这里在测试时,出现了异常。详见下方的“存在的问题:聚合搜索异常”
GET /megacorp/_search { "query": { "match": { "last_name": "smith" } }, "aggs": { "all_interests": { "terms": { "field": "interests", "size": 10 } } } }
:带匹配条件的聚合搜索,查询姓氏为Smith 的员工爱好
GET /megacorp/_search { "aggs": { "all_interests": { "terms": { "field": "interests", "size": 10 }, "aggs": { "avg_age": { "avg": {"field":"age"} } } } } }
:分级汇总聚合,查询特定兴趣爱好员工的平均年龄
4.3 删除文档
同 4.2,将 GET 改为 DELETE,将删除指定ID的文档。
4.4 更新文档
同 4.2,将 GET 改为 PUT,将更新已存在的文档。
4.5 检查文档是否存在
同 4.2,将 GET 改为 HEAD,将检查指定ID的文档是否存在。
五、分布式特性
Elasticsearch 可以横向扩展至数百(甚至数千)台服务器节点,同时可以处理PB级数据,并且在设计时屏蔽了分布式的复杂性。
这里列举一些在后台自动执行的操作:
- 分配文档到不同的容器或分片中,文档可以存储在一个或多个节点中
- 按集群节点来均衡分配这些分片,从而对索引和搜索过程进行负载均衡
- 复制诶个分片以支持数据冗余,从而防止硬件故障导致的数据丢失
- 将集群中任一节点的请求路由到存有相关数据的节点
- 集群扩容时无缝整合新节点,重新分配分片以便从离群节点恢复
本书中包含分布式特性的补充章节。如:集群扩容、故障转移(集群内的原理)、应对文档存储(分布式文档存储)、执行分布式检索、分区及分片内部原理。这些章节非必读,无需了解就能使用 Elasticsearch,但是它们将帮助你了解更完整的 ES 知识。
存在的问题
ES 启动失败1
- 异常信息:
Error occurred during initialization of VM ,Could not reserve enough space for 2097152KB object heap
- 原因:不能为堆对象保留2G的空间,内存空间不足
- 解决方案1:修改jvm配置,编辑
config/jvm.options
,修改-Xms512m -Xmx512m
即可。 - 解决方案2:增加启动参数,
ES_JAVA_OPTS="-Xms512m -Xmx512m ./bin/elasticsearch"
- 解决方案3:如果都没有用,请检查Windows的环境变量,是否是以前装过ES并做了相关服务,如果有,则删掉之前的配置
- 异常信息:
ES 启动警告
- 警告信息:
future versions of Elasticsearch will require Java 11;
- 解决方案:警告最好使用java11,但是会向下兼容。

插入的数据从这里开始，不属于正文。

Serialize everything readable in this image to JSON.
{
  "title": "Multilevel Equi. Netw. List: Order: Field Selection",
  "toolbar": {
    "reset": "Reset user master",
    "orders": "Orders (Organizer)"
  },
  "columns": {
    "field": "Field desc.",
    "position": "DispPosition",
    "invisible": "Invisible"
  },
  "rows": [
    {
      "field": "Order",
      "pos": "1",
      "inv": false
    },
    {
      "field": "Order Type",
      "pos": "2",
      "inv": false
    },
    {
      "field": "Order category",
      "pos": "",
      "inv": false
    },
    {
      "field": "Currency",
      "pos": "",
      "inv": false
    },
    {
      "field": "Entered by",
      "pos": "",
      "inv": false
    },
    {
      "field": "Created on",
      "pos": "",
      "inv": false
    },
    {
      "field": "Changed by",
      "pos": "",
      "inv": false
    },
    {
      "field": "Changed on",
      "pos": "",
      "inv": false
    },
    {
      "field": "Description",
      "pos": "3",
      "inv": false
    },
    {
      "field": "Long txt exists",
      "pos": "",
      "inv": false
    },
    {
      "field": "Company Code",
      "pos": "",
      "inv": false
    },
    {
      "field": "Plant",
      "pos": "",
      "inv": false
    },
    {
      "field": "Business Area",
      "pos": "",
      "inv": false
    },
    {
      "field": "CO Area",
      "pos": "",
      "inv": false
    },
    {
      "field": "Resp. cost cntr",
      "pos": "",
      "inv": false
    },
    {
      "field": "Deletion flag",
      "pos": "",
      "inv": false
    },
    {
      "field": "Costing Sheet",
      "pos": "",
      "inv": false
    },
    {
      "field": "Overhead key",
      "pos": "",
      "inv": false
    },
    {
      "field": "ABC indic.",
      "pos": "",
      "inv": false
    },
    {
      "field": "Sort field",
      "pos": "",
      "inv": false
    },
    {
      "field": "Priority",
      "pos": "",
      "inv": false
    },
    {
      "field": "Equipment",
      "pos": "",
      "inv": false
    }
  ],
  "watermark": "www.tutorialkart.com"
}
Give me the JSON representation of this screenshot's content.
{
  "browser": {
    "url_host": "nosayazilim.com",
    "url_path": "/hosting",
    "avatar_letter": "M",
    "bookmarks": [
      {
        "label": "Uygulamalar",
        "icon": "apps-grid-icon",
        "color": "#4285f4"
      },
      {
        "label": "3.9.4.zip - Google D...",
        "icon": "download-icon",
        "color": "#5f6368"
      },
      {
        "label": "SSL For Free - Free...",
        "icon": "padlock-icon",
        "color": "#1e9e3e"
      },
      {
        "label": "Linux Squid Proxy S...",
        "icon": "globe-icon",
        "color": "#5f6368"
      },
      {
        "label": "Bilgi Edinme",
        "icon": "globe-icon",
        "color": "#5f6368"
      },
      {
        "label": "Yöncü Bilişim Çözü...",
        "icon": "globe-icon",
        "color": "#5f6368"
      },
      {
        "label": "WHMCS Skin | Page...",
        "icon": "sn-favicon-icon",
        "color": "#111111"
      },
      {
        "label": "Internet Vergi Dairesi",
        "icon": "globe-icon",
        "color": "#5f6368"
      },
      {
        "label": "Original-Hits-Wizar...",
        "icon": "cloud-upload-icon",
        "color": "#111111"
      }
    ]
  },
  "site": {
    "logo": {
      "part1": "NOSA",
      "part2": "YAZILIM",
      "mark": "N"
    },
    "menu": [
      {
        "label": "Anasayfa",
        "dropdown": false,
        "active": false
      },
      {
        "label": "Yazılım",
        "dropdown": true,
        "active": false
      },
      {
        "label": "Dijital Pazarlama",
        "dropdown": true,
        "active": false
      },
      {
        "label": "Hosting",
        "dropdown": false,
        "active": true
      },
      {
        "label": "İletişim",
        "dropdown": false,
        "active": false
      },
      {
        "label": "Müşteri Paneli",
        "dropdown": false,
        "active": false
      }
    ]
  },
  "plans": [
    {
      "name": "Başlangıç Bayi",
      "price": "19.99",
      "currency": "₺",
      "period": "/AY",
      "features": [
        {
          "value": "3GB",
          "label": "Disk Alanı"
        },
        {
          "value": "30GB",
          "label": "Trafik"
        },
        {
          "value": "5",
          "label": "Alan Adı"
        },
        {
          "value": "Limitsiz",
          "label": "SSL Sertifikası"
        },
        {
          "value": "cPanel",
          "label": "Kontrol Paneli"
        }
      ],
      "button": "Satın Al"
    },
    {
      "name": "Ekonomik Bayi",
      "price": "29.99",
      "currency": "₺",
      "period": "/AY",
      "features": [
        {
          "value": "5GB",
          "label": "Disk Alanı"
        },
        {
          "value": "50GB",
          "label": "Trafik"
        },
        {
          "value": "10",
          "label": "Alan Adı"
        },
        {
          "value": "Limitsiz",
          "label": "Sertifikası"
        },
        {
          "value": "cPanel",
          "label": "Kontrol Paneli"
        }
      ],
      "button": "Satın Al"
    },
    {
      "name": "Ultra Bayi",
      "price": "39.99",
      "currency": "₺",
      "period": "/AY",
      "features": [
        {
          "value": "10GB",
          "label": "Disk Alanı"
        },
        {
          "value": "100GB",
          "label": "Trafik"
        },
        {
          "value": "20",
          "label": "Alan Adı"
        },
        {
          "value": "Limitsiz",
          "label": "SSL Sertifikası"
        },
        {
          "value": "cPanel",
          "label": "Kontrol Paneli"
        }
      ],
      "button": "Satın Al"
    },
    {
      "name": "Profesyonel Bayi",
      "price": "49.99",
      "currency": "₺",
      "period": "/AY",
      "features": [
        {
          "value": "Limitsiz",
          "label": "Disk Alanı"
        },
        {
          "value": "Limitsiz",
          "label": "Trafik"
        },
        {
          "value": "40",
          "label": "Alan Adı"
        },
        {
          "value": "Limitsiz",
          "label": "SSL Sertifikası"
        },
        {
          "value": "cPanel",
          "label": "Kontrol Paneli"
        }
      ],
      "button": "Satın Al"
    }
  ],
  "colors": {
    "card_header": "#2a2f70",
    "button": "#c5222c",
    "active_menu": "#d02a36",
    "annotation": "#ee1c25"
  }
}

不需要处理
- 警告信息:
ES 启动失败2
- 错误信息:
org.elasticsearch.bootstrap.StartupException: ElasticsearchException[X-Pack is not supported and Machine Learning is not available for [windows-x86]; you can use the other X-Pack features (unsupported) by setting xpack.ml.enabled: false in elasticsearch.yml]
- 原因:X-Pack 不支持Windows
- 解决方案:编辑
config/elasticsearch.yml
,添加一行xpack.ml.enabled: false
- 错误信息:
聚合查询错误:
执行操作:
curl -X GET 'localhost:9200/megacorp/employee/_search' -H "Content-Type: application/json" -d {"aggs": {"all_interests": {"terms": {"field": "interests","size": 10}}}}
异常信息:
{ "error" : { "root_cause" : [ { "type" : "illegal_argument_exception", "reason" : "Text fields are not optimised for operations that require per-document field data like aggregations and sorting, so these operations are disabled by default. Please use a keyword field instead. Alternatively, set fielddata=true on [interests] in order to load field data by uninverting the inverted index. Note that this can use significant memory." } ], "type" : "search_phase_execution_exception", "reason" : "all shards failed", "phase" : "query", "grouped" : true, "failed_shards" : [ { "shard" : 0, "index" : "megacorp", "node" : "BbhnQSaTTHyA8KDYnk2IJg", "reason" : { "type" : "illegal_argument_exception", "reason" : "Text fields are not optimised for operations that require per-document field data like aggregations and sorting, so these operations are disabled by default. Please use a keyword field instead. Alternatively, set fielddata=true on [interests] in order to load field data by uninverting the inverted index. Note that this can use significant memory." } } ], "caused_by" : { "type" : "illegal_argument_exception", "reason" : "Text fields are not optimised for operations that require per-document field data like aggregations and sorting, so these operations are disabled by default. Please use a keyword field instead. Alternatively, set fielddata=true on [interests] in order to load field data by uninverting the inverted index. Note that this can use significant memory.", "caused_by" : { "type" : "illegal_argument_exception", "reason" : "Text fields are not optimised for operations that require per-document field data like aggregations and sorting, so these operations are disabled by default. Please use a keyword field instead. Alternatively, set fielddata=true on [interests] in order to load field data by uninverting the inverted index. Note that this can use significant memory." } } }, "status" : 400 }
原因:需要聚合的字段
interests
没有进行优化,也没有加索引。而 ES 默认禁止聚合/排序没有优化的字段。解决方法:将需要聚合的字段添加优化。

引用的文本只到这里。